The investigation came after People for the Ethical Treatment of Animals released a video about a month ago of workers at a farm in Bayard hitting sows with metal rods, slamming piglets on a concrete floor and bragging about jamming rods into the anus of sows. The farm is owned by MowMar Farms LLP of Fairmont, Minn., and supplies Hormel Foods Corp. of Austin, Minn.
Sheriff Tom Heater said warrants have been issued for the workers, who are facing charges that include livestock abuse, aiding and abetting livestock abuse and livestock neglect. Once they are arrested, they will have hearings before a Greene County magistrate.
Click here to watch the video. WARNING: Extremely graphic content.
According to a news release from Heater's office, four of the workers no longer work at the plant, while two others are still employed there.
Livestock abuse and aiding and abetting livestock abuse are aggravated misdemeanors that carry penalties including a maximum fine of $6,250 and up to two years in prison, according to the Iowa attorney general's office. The neglect charge is a simple misdemeanor and is punishable by a maximum fine of $625 and up to 30 days in jail.
PETA had sought the prosecution of 18 people on animal cruelty violations.
Daphna Nachminovitch, vice president of PETA's Cruelty Investigations Department, said Greene County authorities have been "diligent, responsive, and thorough in their investigation" and the organization trusts that a strong, solid case has been built based on its undercover video.

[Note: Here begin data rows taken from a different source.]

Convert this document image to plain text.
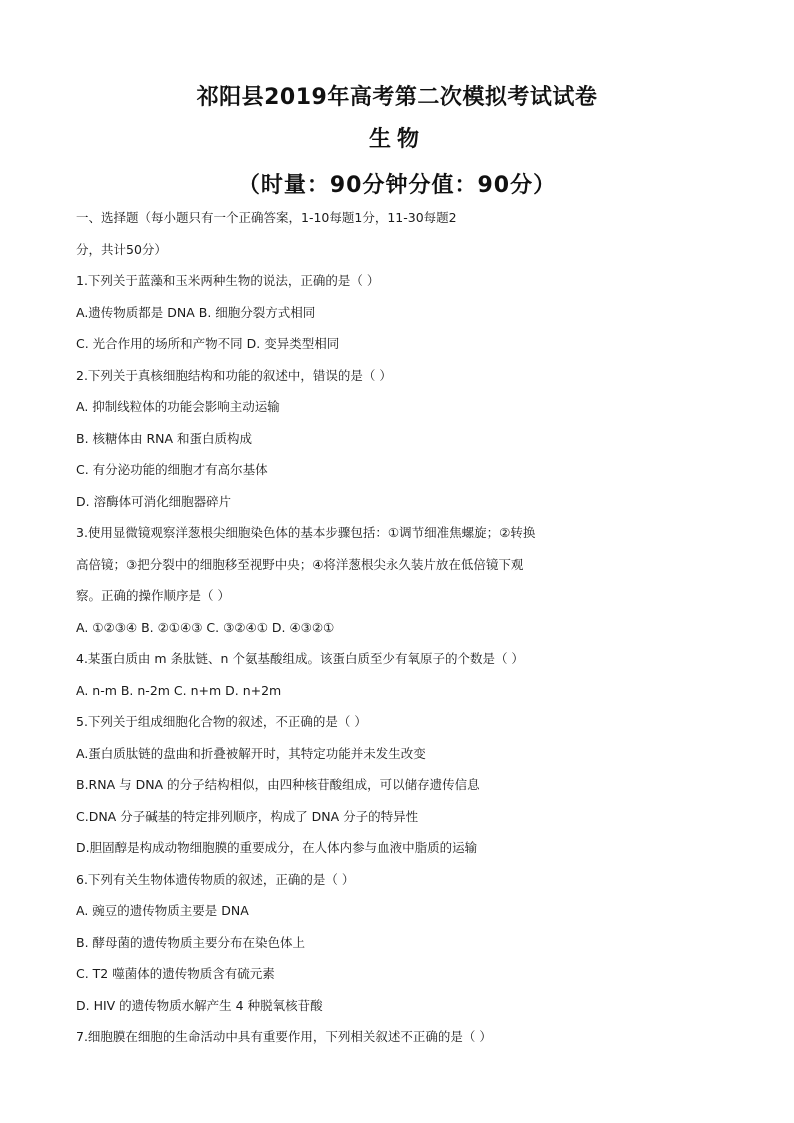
祁阳县2019年高考第二次模拟考试试卷
生物
（时量：90分钟分值：90分）
一、选择题（每小题只有一个正确答案，1-10每题1分，11-30每题2
分，共计50分）
1.下列关于蓝藻和玉米两种生物的说法，正确的是（ ）
A.遗传物质都是 DNA B. 细胞分裂方式相同
C. 光合作用的场所和产物不同 D. 变异类型相同
2.下列关于真核细胞结构和功能的叙述中，错误的是（ ）
A. 抑制线粒体的功能会影响主动运输
B. 核糖体由 RNA 和蛋白质构成
C. 有分泌功能的细胞才有高尔基体
D. 溶酶体可消化细胞器碎片
3.使用显微镜观察洋葱根尖细胞染色体的基本步骤包括：①调节细准焦螺旋；②转换
高倍镜；③把分裂中的细胞移至视野中央；④将洋葱根尖永久装片放在低倍镜下观
察。正确的操作顺序是（ ）
A. ①②③④ B. ②①④③ C. ③②④① D. ④③②①
4.某蛋白质由 m 条肽链、n 个氨基酸组成。该蛋白质至少有氧原子的个数是（ ）
A. n-m B. n-2m C. n+m D. n+2m
5.下列关于组成细胞化合物的叙述，不正确的是（ ）
A.蛋白质肽链的盘曲和折叠被解开时，其特定功能并未发生改变
B.RNA 与 DNA 的分子结构相似，由四种核苷酸组成，可以储存遗传信息
C.DNA 分子碱基的特定排列顺序，构成了 DNA 分子的特异性
D.胆固醇是构成动物细胞膜的重要成分，在人体内参与血液中脂质的运输
6.下列有关生物体遗传物质的叙述，正确的是（ ）
A. 豌豆的遗传物质主要是 DNA
B. 酵母菌的遗传物质主要分布在染色体上
C. T2 噬菌体的遗传物质含有硫元素
D. HIV 的遗传物质水解产生 4 种脱氧核苷酸
7.细胞膜在细胞的生命活动中具有重要作用，下列相关叙述不正确的是（ ）
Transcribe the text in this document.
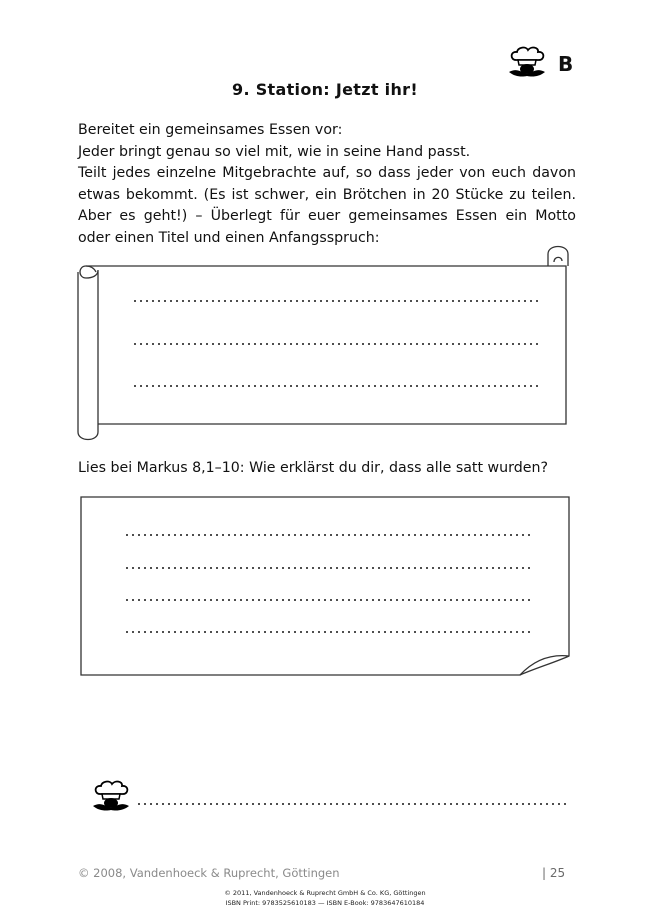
B
9. Station: Jetzt ihr!
Bereitet ein gemeinsames Essen vor:
Jeder bringt genau so viel mit, wie in seine Hand passt.
Teilt jedes einzelne Mitgebrachte auf, so dass jeder von euch davon
etwas bekommt. (Es ist schwer, ein Brötchen in 20 Stücke zu teilen.
Aber es geht!) – Überlegt für euer gemeinsames Essen ein Motto
oder einen Titel und einen Anfangsspruch:
Lies bei Markus 8,1–10: Wie erklärst du dir, dass alle satt wurden?
© 2008, Vandenhoeck & Ruprecht, Göttingen	| 25
© 2011, Vandenhoeck & Ruprecht GmbH & Co. KG, Göttingen
ISBN Print: 9783525610183 — ISBN E-Book: 9783647610184
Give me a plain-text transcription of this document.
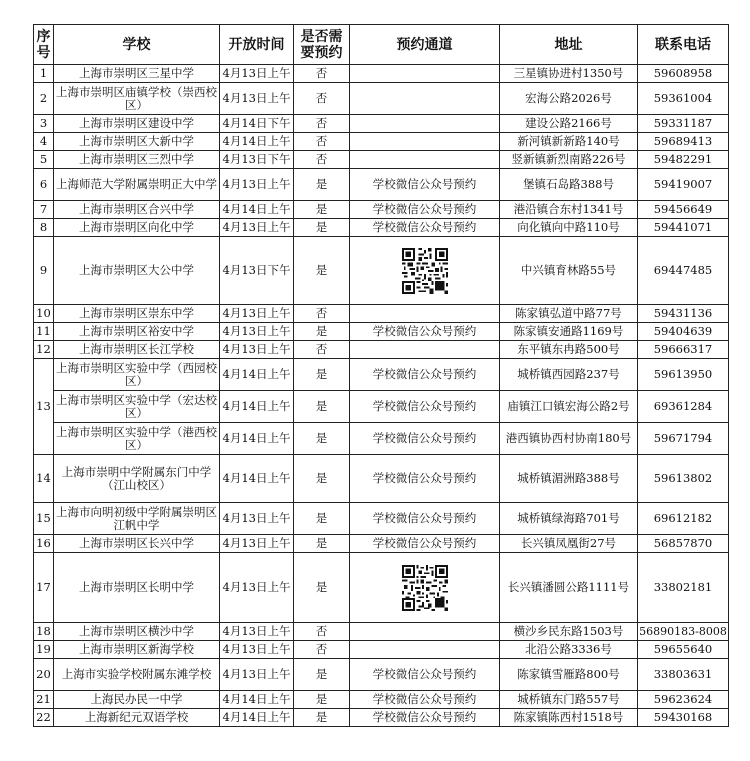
序号	学校	开放时间	是否需要预约	预约通道	地址	联系电话
1	上海市崇明区三星中学	4月13日上午	否		三星镇协进村1350号	59608958
2	上海市崇明区庙镇学校（崇西校区）	4月13日上午	否		宏海公路2026号	59361004
3	上海市崇明区建设中学	4月14日下午	否		建设公路2166号	59331187
4	上海市崇明区大新中学	4月14日上午	否		新河镇新新路140号	59689413
5	上海市崇明区三烈中学	4月13日下午	否		竖新镇新烈南路226号	59482291
6	上海师范大学附属崇明正大中学	4月13日上午	是	学校微信公众号预约	堡镇石岛路388号	59419007
7	上海市崇明区合兴中学	4月14日上午	是	学校微信公众号预约	港沿镇合东村1341号	59456649
8	上海市崇明区向化中学	4月13日上午	是	学校微信公众号预约	向化镇向中路110号	59441071
9	上海市崇明区大公中学	4月13日下午	是		中兴镇育林路55号	69447485
10	上海市崇明区崇东中学	4月13日上午	否		陈家镇弘道中路77号	59431136
11	上海市崇明区裕安中学	4月13日上午	是	学校微信公众号预约	陈家镇安通路1169号	59404639
12	上海市崇明区长江学校	4月13日上午	否		东平镇东冉路500号	59666317
13	上海市崇明区实验中学（西园校区）	4月14日上午	是	学校微信公众号预约	城桥镇西园路237号	59613950
	上海市崇明区实验中学（宏达校区）	4月14日上午	是	学校微信公众号预约	庙镇江口镇宏海公路2号	69361284
	上海市崇明区实验中学（港西校区）	4月14日上午	是	学校微信公众号预约	港西镇协西村协南180号	59671794
14	上海市崇明中学附属东门中学（江山校区）	4月14日上午	是	学校微信公众号预约	城桥镇湄洲路388号	59613802
15	上海市向明初级中学附属崇明区江帆中学	4月13日上午	是	学校微信公众号预约	城桥镇绿海路701号	69612182
16	上海市崇明区长兴中学	4月13日上午	是	学校微信公众号预约	长兴镇凤凰街27号	56857870
17	上海市崇明区长明中学	4月13日上午	是		长兴镇潘圆公路1111号	33802181
18	上海市崇明区横沙中学	4月13日上午	否		横沙乡民东路1503号	56890183-8008
19	上海市崇明区新海学校	4月13日上午	否		北沿公路3336号	59655640
20	上海市实验学校附属东滩学校	4月13日上午	是	学校微信公众号预约	陈家镇雪雁路800号	33803631
21	上海民办民一中学	4月14日上午	是	学校微信公众号预约	城桥镇东门路557号	59623624
22	上海新纪元双语学校	4月14日上午	是	学校微信公众号预约	陈家镇陈西村1518号	59430168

"Charges against any number of pig factory farmers in the nation's top pork producing state should deter the industry's workers from continuing to abuse and neglect these intelligent, playful and sensitive animals," she said in a statement.

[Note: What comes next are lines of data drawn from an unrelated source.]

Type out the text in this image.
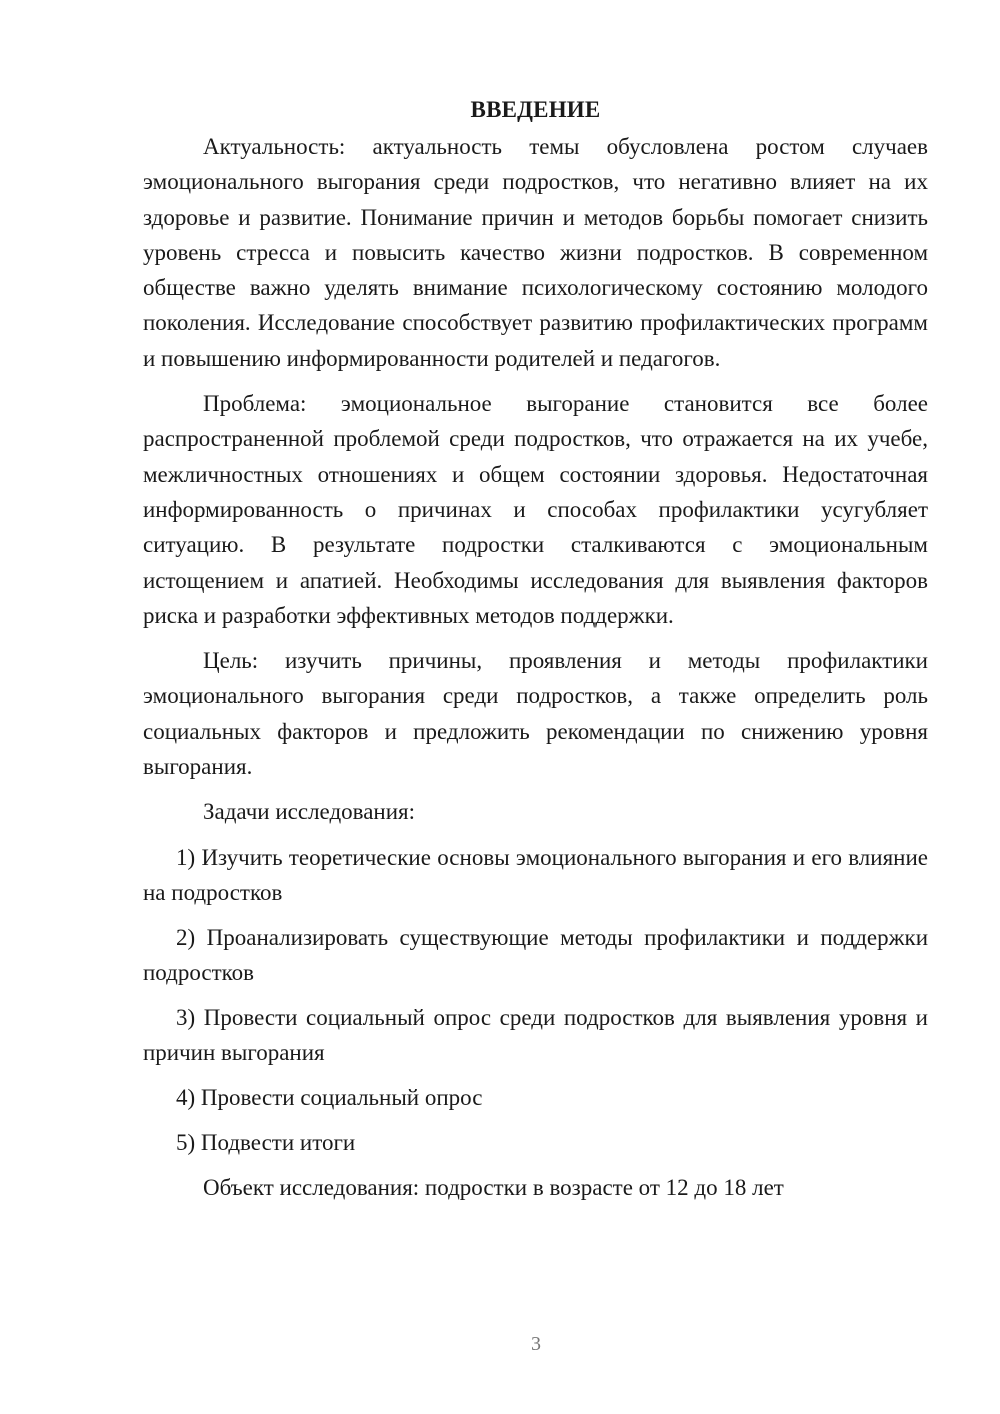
ВВЕДЕНИЕ

Актуальность: актуальность темы обусловлена ростом случаев эмоционального выгорания среди подростков, что негативно влияет на их здоровье и развитие. Понимание причин и методов борьбы помогает снизить уровень стресса и повысить качество жизни подростков. В современном обществе важно уделять внимание психологическому состоянию молодого поколения. Исследование способствует развитию профилактических программ и повышению информированности родителей и педагогов.

Проблема: эмоциональное выгорание становится все более распространенной проблемой среди подростков, что отражается на их учебе, межличностных отношениях и общем состоянии здоровья. Недостаточная информированность о причинах и способах профилактики усугубляет ситуацию. В результате подростки сталкиваются с эмоциональным истощением и апатией. Необходимы исследования для выявления факторов риска и разработки эффективных методов поддержки.

Цель: изучить причины, проявления и методы профилактики эмоционального выгорания среди подростков, а также определить роль социальных факторов и предложить рекомендации по снижению уровня выгорания.

Задачи исследования:

1) Изучить теоретические основы эмоционального выгорания и его влияние на подростков

2) Проанализировать существующие методы профилактики и поддержки подростков

3) Провести социальный опрос среди подростков для выявления уровня и причин выгорания

4) Провести социальный опрос

5) Подвести итоги

Объект исследования: подростки в возрасте от 12 до 18 лет

3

In some instances, workers shown in the video using electric prods won't be charged because there is still debate on whether the devices are reasonable for use in livestock farming, Heater said.
PETA officials said the National Pork Board's own handbook said the use of electric prods is stressful for the animals and that they should never be prodded in sensitive areas. It says its investigation showed farm workers shocking pigs in the neck, face or crippled hind limbs.
"This conduct exceeds this cruel industry's own accepted standards and violates MowMar's written policy as well, which prohibits shocking animals," Nachminovitch said. "Again, we respect Sheriff Heater's judgment in selecting the workers and acts to be prosecuted."
The sheriff said MowMar Farms has been cooperative in the investigation. The company has said it had owned the farm for less than a month before the video came out.
"I think once the charges are out they will proceed with anything they need to do — firings, restructuring, training," Heater said.
Earlier this week, PETA released additional video allegedly showing the manager of the farm kicking and shocking an injured sow. PETA said it confirmed that the manager still works at the farm through a telephone call to the facility.
MowMar didn't indicate what might happen to the manager, but has said it has fired other workers that have been documented abusing pigs. It said its investigation is continuing.
"It is important that the investigation is allowed to complete its work to ensure that any termination and/or discipline is justified and the rights of employees are respected," the company said in a statement this week.
Heater said his department knew nothing about the abuse at the farm until the PETA footage was released last month. Asked what he thought of the video images, Heater said some of the workers' actions were "uncalled for."
"I was a farm boy. The deputy investigating is a farm boy. You don't have to beat animals ... you just have to deal with them and wait," he said.